El juzgado de Middleton había sido desde siempre el centro del condado. El edificio, construido hacía ciento noventa y cinco años, había sobrevivido a la guerra contra los ingleses en 1812, a los yanquis y a los confederados en la guerra de la agresión norteña o la guerra civil según el lado de la línea Mason-Dixon en que estuviera la persona que respondiera. Las obras de reforma de 1947 lo habían remozado y los ciudadanos honrados esperaban que siguiera en pie para disfrute de sus biznietos, y que lo visitaran de cuando en cuando por cosas no mucho más serias que una infracción de tráfico o solicitar una licencia de matrimonio.

Al principio el edificio se erguía solo al final de la calle de doble dirección que era la zona comercial de Middleton, pero ahora compartía el espacio con tiendas de antigüedades, restaurantes, un mercado, un hostal enorme y una gasolinera que era toda de ladrillo, para mantener el estilo arquitectónico de la zona. Apiñadas a muy poca distancia del juzgado había una serie de oficinas donde colgaban los carteles de muchos abogados rurales de prestigio.

Era un lugar tranquilo excepto los viernes por la mañana, que era el día de registro de sumarios de procedimientos civiles y criminales, pero en esta ocasión el juzgado de Middleton ofrecía un espectáculo que hubiera hecho remover en sus tumbas a los fundadores de la ciudad. A primera vista daba la impresión de que los rebeldes y los chaquetas azules de la Unión habían vuelto para dirimir sus diferencias de una vez para siempre.

Seis camiones de la televisión con las letras de sus cadenas pintadas a los costados blancos habían tomado posición delante de las escaleras del juzgado. Los grandes mástiles de las antenas se desplegaban lentamente. Una multitud de diez en fondo se apiñaba y empujaba contra la barrera de alguaciles, reforzada con agentes de la policía estatal de Virginia que miraban imperturbables a la masa de reporteros que agitaban libretas, micrófonos y bolígrafos delante de sus caras.

Por fortuna, el edificio tenía una entrada lateral, que en este momento estaba protegida por un semicírculo de policías, provistos con armas antidisturbios y escudos, que desafiaban a cualquiera que intentara acercarse. La furgoneta que transportaba a Luther se detendría aquí. Por desgracia, el juzgado no disponía de un garaje interior. Pero la policía consideraba que tenía controlada la situación. Luther sólo estaría expuesto durante unos segundos.

Al otro lado de la calle, más agentes con fusiles recorrían las aceras atentos a cualquier destello metálico, a una ventana abierta sin ningún motivo.

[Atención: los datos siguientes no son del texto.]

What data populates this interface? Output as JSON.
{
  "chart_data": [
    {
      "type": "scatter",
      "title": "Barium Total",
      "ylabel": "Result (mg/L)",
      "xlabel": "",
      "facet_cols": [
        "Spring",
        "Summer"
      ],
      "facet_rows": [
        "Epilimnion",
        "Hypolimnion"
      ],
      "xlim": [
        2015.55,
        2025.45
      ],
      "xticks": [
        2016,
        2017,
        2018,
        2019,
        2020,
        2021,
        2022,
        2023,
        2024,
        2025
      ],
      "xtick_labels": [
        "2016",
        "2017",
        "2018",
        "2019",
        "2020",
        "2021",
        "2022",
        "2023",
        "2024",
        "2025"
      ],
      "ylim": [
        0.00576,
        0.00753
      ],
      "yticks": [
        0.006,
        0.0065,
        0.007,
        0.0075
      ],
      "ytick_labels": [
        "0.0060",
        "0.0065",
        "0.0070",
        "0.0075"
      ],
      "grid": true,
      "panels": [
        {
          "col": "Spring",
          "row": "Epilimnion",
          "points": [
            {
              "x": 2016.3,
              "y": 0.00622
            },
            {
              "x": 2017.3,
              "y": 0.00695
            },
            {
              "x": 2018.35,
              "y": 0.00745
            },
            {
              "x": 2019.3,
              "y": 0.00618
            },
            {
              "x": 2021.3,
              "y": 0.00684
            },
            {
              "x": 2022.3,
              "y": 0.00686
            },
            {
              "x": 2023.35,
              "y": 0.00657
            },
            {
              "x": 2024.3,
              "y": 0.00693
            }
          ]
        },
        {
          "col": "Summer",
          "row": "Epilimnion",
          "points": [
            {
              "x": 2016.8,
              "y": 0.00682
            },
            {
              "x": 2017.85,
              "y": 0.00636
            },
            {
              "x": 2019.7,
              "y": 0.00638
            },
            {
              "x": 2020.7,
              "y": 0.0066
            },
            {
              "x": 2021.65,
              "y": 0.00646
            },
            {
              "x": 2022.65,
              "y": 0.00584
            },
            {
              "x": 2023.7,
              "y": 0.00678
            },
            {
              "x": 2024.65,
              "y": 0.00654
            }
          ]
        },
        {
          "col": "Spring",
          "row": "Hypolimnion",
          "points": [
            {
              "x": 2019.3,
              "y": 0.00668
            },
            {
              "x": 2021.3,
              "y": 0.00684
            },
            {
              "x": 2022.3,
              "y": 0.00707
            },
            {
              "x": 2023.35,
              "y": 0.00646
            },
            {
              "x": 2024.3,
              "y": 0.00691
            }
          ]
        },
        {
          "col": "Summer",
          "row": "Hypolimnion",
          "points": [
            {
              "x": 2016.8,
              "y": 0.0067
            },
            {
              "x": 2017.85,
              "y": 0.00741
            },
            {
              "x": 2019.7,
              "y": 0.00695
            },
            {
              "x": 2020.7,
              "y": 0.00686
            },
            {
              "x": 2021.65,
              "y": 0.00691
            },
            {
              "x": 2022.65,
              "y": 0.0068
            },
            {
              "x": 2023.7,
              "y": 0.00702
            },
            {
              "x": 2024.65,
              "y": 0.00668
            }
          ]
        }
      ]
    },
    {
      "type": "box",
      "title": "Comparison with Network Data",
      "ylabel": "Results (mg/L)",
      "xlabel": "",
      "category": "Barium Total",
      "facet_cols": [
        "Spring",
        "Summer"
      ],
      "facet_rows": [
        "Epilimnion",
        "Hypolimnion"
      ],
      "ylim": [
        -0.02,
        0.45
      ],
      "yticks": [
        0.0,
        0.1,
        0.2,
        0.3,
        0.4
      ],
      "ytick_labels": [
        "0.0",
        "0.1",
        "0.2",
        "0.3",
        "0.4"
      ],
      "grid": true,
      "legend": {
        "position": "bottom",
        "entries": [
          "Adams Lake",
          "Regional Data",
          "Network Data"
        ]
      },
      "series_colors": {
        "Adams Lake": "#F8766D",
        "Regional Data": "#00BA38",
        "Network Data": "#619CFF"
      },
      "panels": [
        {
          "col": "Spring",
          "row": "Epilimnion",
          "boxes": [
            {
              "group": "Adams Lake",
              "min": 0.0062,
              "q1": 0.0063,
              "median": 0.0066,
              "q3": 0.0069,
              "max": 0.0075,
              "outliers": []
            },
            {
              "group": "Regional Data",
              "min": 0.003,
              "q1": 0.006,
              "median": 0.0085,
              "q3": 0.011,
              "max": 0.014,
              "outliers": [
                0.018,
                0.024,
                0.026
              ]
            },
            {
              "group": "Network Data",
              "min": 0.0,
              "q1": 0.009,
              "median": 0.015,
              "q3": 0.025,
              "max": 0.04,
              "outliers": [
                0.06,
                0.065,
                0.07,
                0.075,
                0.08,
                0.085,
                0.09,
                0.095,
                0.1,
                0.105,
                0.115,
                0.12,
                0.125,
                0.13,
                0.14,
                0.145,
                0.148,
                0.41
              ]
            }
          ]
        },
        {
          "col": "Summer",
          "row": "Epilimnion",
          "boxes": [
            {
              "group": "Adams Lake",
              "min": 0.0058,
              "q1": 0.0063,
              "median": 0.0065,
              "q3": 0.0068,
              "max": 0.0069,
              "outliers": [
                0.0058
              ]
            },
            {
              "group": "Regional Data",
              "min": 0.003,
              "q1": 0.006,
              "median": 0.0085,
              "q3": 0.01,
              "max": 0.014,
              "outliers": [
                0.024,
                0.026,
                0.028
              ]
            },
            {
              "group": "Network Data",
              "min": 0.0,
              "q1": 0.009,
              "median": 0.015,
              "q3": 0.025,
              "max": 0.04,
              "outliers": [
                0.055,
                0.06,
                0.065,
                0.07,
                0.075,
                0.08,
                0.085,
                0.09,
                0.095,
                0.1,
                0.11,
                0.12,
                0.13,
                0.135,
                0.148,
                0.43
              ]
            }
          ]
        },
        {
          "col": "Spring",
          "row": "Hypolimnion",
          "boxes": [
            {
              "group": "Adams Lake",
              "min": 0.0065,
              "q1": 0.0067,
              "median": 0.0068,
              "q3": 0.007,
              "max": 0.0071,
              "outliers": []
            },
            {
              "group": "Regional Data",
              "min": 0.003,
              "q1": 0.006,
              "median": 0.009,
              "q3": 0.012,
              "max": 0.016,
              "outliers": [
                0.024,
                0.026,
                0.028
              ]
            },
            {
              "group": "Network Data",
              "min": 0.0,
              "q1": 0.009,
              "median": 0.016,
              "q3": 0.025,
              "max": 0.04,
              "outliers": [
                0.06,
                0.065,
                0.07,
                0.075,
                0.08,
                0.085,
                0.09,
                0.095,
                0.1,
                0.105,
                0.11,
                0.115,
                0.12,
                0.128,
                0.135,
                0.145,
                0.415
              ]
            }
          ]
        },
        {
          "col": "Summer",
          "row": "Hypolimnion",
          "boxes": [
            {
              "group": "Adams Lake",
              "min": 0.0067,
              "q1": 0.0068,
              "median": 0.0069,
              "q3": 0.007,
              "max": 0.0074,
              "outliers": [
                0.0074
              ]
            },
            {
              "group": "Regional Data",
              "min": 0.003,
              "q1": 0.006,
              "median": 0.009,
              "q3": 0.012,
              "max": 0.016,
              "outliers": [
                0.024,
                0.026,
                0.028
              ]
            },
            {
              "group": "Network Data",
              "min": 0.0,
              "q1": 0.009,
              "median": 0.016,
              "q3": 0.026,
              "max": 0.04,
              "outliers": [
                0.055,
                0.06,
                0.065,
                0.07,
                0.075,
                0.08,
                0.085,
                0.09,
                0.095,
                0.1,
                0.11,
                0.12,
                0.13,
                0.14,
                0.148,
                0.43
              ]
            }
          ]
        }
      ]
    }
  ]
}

Jack miró a través de la pequeña ventana del juzgado que daba a la calle. La sala era tan grande como un auditorio, con un estrado tallado a mano de dos metros cuarenta de alto y casi cinco metros de ancho. Las banderas de Estados Unidos y Virginia ocupaban cada uno de los extremos. Un alguacil solitario ocupaba una mesa pequeña delante del estrado, igual a un remolcador delante de un transatlántico.

Jack miró la hora, observó las posiciones de las fuerzas de seguridad y después miró al grupo de periodistas. Los reporteros eran los mejores amigos o la peor pesadilla de los abogados defensores. Muchas cosas dependían de lo que los reporteros pensaran sobre un acusado o un crimen en particular. Un buen reportero pondría el grito en el cielo respecto a su objetividad en el tratamiento informativo al mismo tiempo que crucificaba al acusado en la última edición, mucho antes de que se llegara a un veredicto. Las mujeres periodistas tendían a ser generosas con los acusados de violación, ya que intentaban demostrar que no tomaban partido por razones de sexo. Por la misma razón, los hombres se inclinaban por las mujeres maltratadas que, por fin, se defendían. Luther no tendría esa suerte. Los ex presidiarios asesinos de mujeres jóvenes, ricas y hermosas, recibían los palos de todos los plumíferos, con independencia del sexo.